Les exportateurs turcs de fruits secs veulent reconquérir leurs marchés en 2026
La filière turque des fruits secs prévoit de meilleures récoltes de raisins, figues et abricots après le gel et les mauvaises conditions météorologiques de l’an dernier. Les exportateurs visent environ 2 milliards de dollars et un retour des expéditions de raisins secs à près de 250 000 tonnes.
Le redressement des récoltes soutient l’objectif de 2 milliards de dollars
Les exportateurs turcs de fruits secs cherchent à reconquérir les clients perdus pendant la mauvaise récolte de l’an dernier. L’amélioration des conditions météorologiques renforce les perspectives de volume et de qualité pour les raisins secs sans pépins, les figues séchées et les abricots secs. Les représentants de la filière attendent, pour les trois produits, des récoltes proches des moyennes de long terme et prévoient environ 2 milliards de dollars d’exportations cette saison.
Selon Haberler.com, le gel agricole et des conditions climatiques défavorables ont provoqué l’an dernier une baisse particulièrement grave de la production d’abricots. Le rendement et la qualité des raisins et des figues ont également déçu. La contraction de l’offre a réduit les volumes exportés et empêché les fournisseurs turcs de satisfaire une partie de la demande, poussant certains acheteurs vers d’autres pays producteurs.
Şemsettin Özgür, président du conseil sectoriel des associations turques d’exportateurs de fruits secs et de produits transformés, a indiqué que la hausse des prix avait maintenu les recettes près de leurs niveaux antérieurs malgré le recul des tonnages. Il a rappelé qu’une production agricole restait incertaine jusqu’à son entrée en entrepôt, tout en jugeant favorables les perspectives actuelles.
Les exportations de raisins secs visent 250 000 tonnes
Les raisins secs occupent une place centrale dans le plan de reprise. D’après Özgür, la Turquie en exportait habituellement environ 250 000 tonnes et avait approché 280 000-290 000 tonnes durant ses meilleures campagnes. Revenir à quelque 250 000 tonnes cette année constituerait un succès, d’autant que les clients ont pris l’habitude de s’approvisionner auprès d’origines concurrentes au cours des 3 dernières années.

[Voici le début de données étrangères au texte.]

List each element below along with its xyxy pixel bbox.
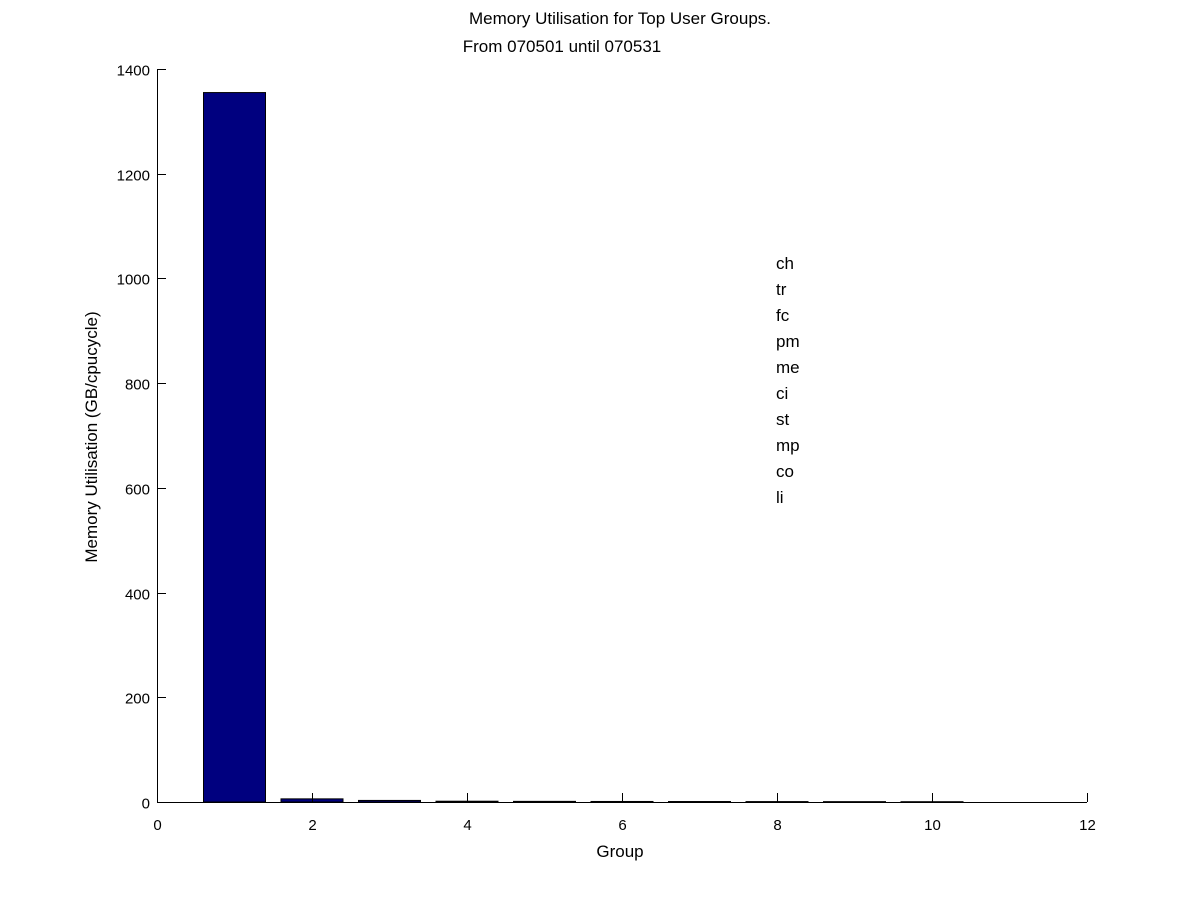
group-label-pm: pm	[776, 332, 800, 351]
y-axis-label: Memory Utilisation (GB/cpucycle)	[82, 311, 101, 562]
group-label-co: co	[776, 462, 794, 481]
x-tick-label: 6	[618, 817, 626, 834]
y-tick-label: 600	[125, 482, 150, 499]
group-label-li: li	[776, 488, 784, 507]
x-axis-label: Group	[596, 842, 643, 861]
y-tick-label: 1200	[117, 168, 150, 185]
x-tick-label: 0	[153, 817, 161, 834]
chart-title: Memory Utilisation for Top User Groups.	[469, 9, 771, 28]
bar-1	[203, 92, 266, 803]
y-tick-label: 1000	[117, 272, 150, 289]
x-tick-label: 12	[1079, 817, 1096, 834]
group-label-me: me	[776, 358, 800, 377]
x-tick-label: 4	[463, 817, 471, 834]
bar-3	[358, 799, 421, 803]
group-label-st: st	[776, 410, 790, 429]
chart-subtitle: From 070501 until 070531	[463, 37, 661, 56]
axes-group: 0 2 4 6 8 10 12 0 200 400 600 800 1000 1200 1400	[117, 63, 1096, 835]
y-tick-label: 1400	[117, 63, 150, 80]
group-label-ci: ci	[776, 384, 788, 403]
x-tick-label: 2	[308, 817, 316, 834]
x-tick-label: 10	[924, 817, 941, 834]
group-labels: ch tr fc pm me ci st mp co li	[776, 254, 800, 507]
group-label-mp: mp	[776, 436, 800, 455]
y-tick-label: 400	[125, 587, 150, 604]
y-tick-label: 0	[142, 796, 150, 813]
group-label-tr: tr	[776, 280, 787, 299]
bars-group	[203, 92, 964, 803]
y-tick-label: 200	[125, 691, 150, 708]
group-label-fc: fc	[776, 306, 790, 325]
group-label-ch: ch	[776, 254, 794, 273]
x-tick-label: 8	[773, 817, 781, 834]
y-tick-label: 800	[125, 377, 150, 394]
bar-5	[513, 800, 576, 803]
bar-7	[668, 801, 731, 803]
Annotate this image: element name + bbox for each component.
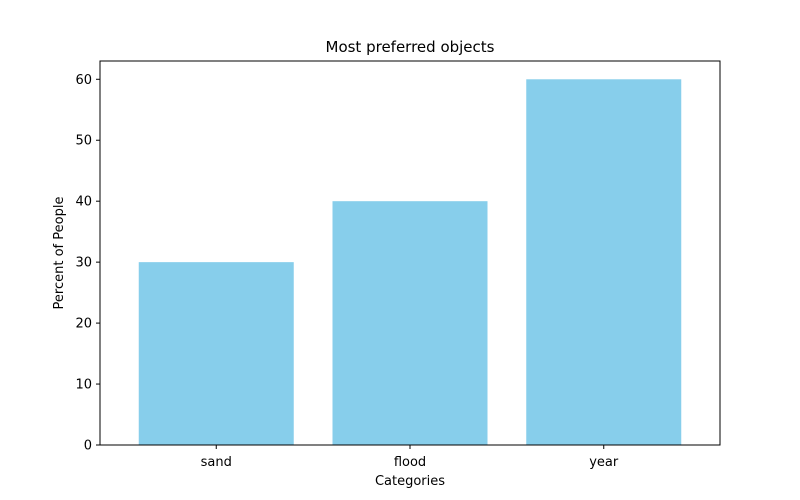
y-tick-label: 10 (75, 378, 92, 393)
y-tick-label: 50 (75, 134, 92, 149)
axes-group: sand flood year 0 10 20 30 40 50 60 (75, 60, 721, 470)
y-tick-label: 20 (75, 317, 92, 332)
y-axis-label: Percent of People (52, 197, 67, 310)
chart-title: Most preferred objects (326, 38, 495, 56)
x-tick-label: flood (394, 455, 426, 470)
y-tick-label: 60 (75, 73, 92, 88)
x-tick-label: sand (201, 455, 232, 470)
x-axis-label: Categories (375, 474, 445, 489)
bar-flood (332, 201, 488, 445)
y-tick-label: 40 (75, 195, 92, 210)
bar-year (526, 79, 682, 446)
y-tick-label: 30 (75, 256, 92, 271)
plot-frame (99, 60, 721, 446)
bars-group (138, 79, 682, 446)
bar-sand (138, 262, 294, 445)
y-tick-label: 0 (84, 439, 92, 454)
x-tick-label: year (589, 455, 619, 470)
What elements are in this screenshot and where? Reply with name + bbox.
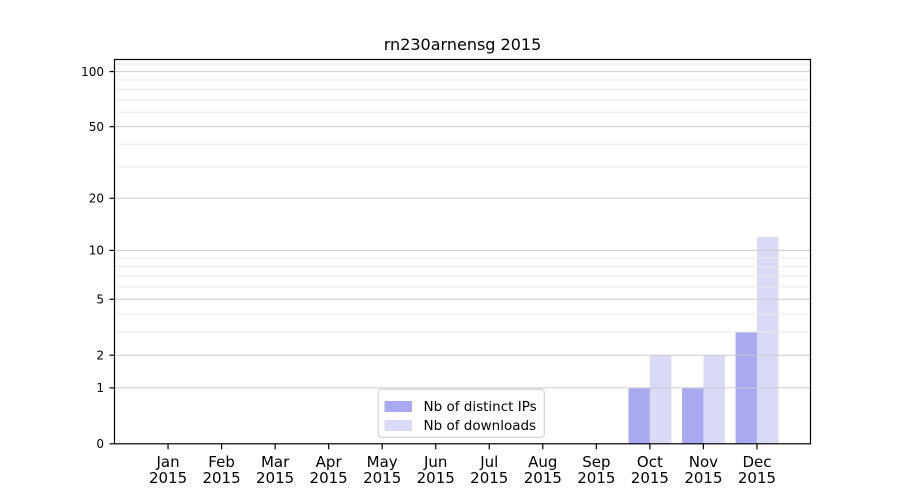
grid-major-layer bbox=[114, 71, 811, 389]
x-tick-label-year: 2015 bbox=[202, 469, 240, 487]
x-tick-label-year: 2015 bbox=[417, 469, 455, 487]
x-tick-label-year: 2015 bbox=[631, 469, 669, 487]
bar-downloads bbox=[703, 355, 725, 444]
y-tick-label: 0 bbox=[96, 437, 104, 451]
x-tick-label-month: Feb bbox=[208, 453, 235, 471]
legend-box bbox=[377, 388, 545, 438]
x-tick-label-month: May bbox=[367, 453, 398, 471]
x-tick-label-year: 2015 bbox=[256, 469, 294, 487]
y-tick-label: 2 bbox=[96, 348, 104, 362]
bar-distinct-ips bbox=[682, 387, 704, 444]
x-tick-label-year: 2015 bbox=[363, 469, 401, 487]
x-tick-label-month: Oct bbox=[637, 453, 663, 471]
legend: Nb of distinct IPs Nb of downloads bbox=[377, 388, 545, 438]
x-tick-label-month: Dec bbox=[742, 453, 771, 471]
plot-border bbox=[113, 58, 812, 445]
x-tick-label-year: 2015 bbox=[524, 469, 562, 487]
y-tick-label: 10 bbox=[89, 244, 104, 258]
x-tick-label-month: Jan bbox=[155, 453, 179, 471]
chart-title: rn230arnensg 2015 bbox=[384, 35, 542, 54]
legend-label-distinct-ips: Nb of distinct IPs bbox=[424, 399, 537, 415]
x-tick-label-year: 2015 bbox=[738, 469, 776, 487]
legend-label-downloads: Nb of downloads bbox=[424, 418, 537, 434]
x-tick-label-year: 2015 bbox=[577, 469, 615, 487]
x-tick-label-month: Nov bbox=[689, 453, 718, 471]
legend-swatch-distinct-ips bbox=[384, 401, 412, 412]
y-tick-label: 1 bbox=[96, 381, 104, 395]
x-tick-label-month: Mar bbox=[261, 453, 290, 471]
y-tick-label: 5 bbox=[96, 292, 104, 306]
x-tick-label-month: Jul bbox=[479, 453, 498, 471]
legend-swatch-downloads bbox=[384, 420, 412, 431]
axes-spines bbox=[113, 58, 812, 445]
x-tick-label-year: 2015 bbox=[310, 469, 348, 487]
bar-distinct-ips bbox=[628, 387, 650, 444]
y-tick-label: 50 bbox=[89, 120, 104, 134]
bar-downloads bbox=[649, 355, 672, 444]
x-tick-label-month: Sep bbox=[582, 453, 610, 471]
y-tick-label: 20 bbox=[89, 191, 104, 205]
x-tick-label-month: Jun bbox=[423, 453, 447, 471]
x-tick-label-year: 2015 bbox=[470, 469, 508, 487]
tick-labels-layer: 0125102050100Jan2015Feb2015Mar2015Apr201… bbox=[81, 65, 776, 487]
x-tick-label-month: Apr bbox=[316, 453, 343, 471]
x-tick-label-year: 2015 bbox=[684, 469, 722, 487]
x-tick-label-month: Aug bbox=[528, 453, 557, 471]
bar-downloads bbox=[756, 236, 779, 444]
y-tick-label: 100 bbox=[81, 65, 104, 79]
bars-layer bbox=[628, 236, 779, 444]
ticks-layer bbox=[109, 70, 758, 450]
x-tick-label-year: 2015 bbox=[149, 469, 187, 487]
grid-minor-layer bbox=[114, 63, 811, 333]
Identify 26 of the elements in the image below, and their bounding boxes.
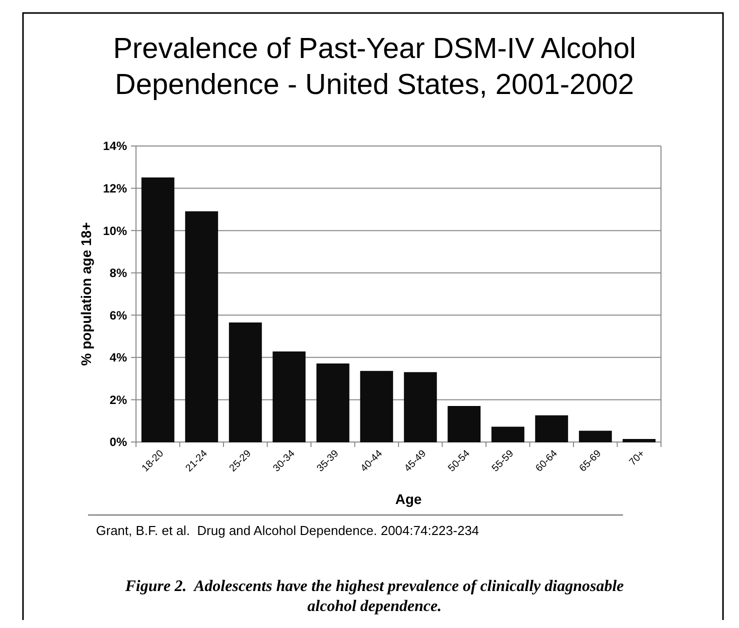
bar — [622, 439, 656, 442]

Une récolte abondante ne suffira pas. Les exportateurs devront convaincre les acheteurs que les fournisseurs turcs sont de nouveau capables de livrer des volumes fiables tout en préservant la valeur du produit. La filière a donc accéléré ses actions de publicité, de promotion et de commercialisation. Özgür estime que la Turquie conserve sa première place mondiale dans les fruits secs grâce à ses infrastructures et à son expérience.
La météo améliore les perspectives de qualité et d’offre
Les prévisions plus optimistes reposent sur des pluies favorables en hiver et au printemps, l’absence d’intempéries dommageables pendant le développement des produits et des températures proches des normales saisonnières. Yusuf Gabay, président de l’Association égéenne des exportateurs de fruits secs et de produits transformés, a souligné l’abondance des précipitations et l’absence de gel, qui permettent d’attendre une récolte de qualité.
Selon Gabay, cette production plus importante offre aux producteurs et exportateurs l’occasion de retrouver leur compétitivité, de promouvoir les produits turcs sur de nouveaux marchés et d’augmenter les expéditions sans sacrifier leur valeur. Il vise une hausse des exportations d’au moins 15%-20%. Pour les transformateurs et négociants, le redressement devrait améliorer la disponibilité des matières premières après une campagne marquée par la pénurie. La reconquête des parts de marché dépendra toutefois des volumes effectivement récoltés, de la régularité de la qualité et du retour des acheteurs ayant déjà établi d’autres circuits d’approvisionnement.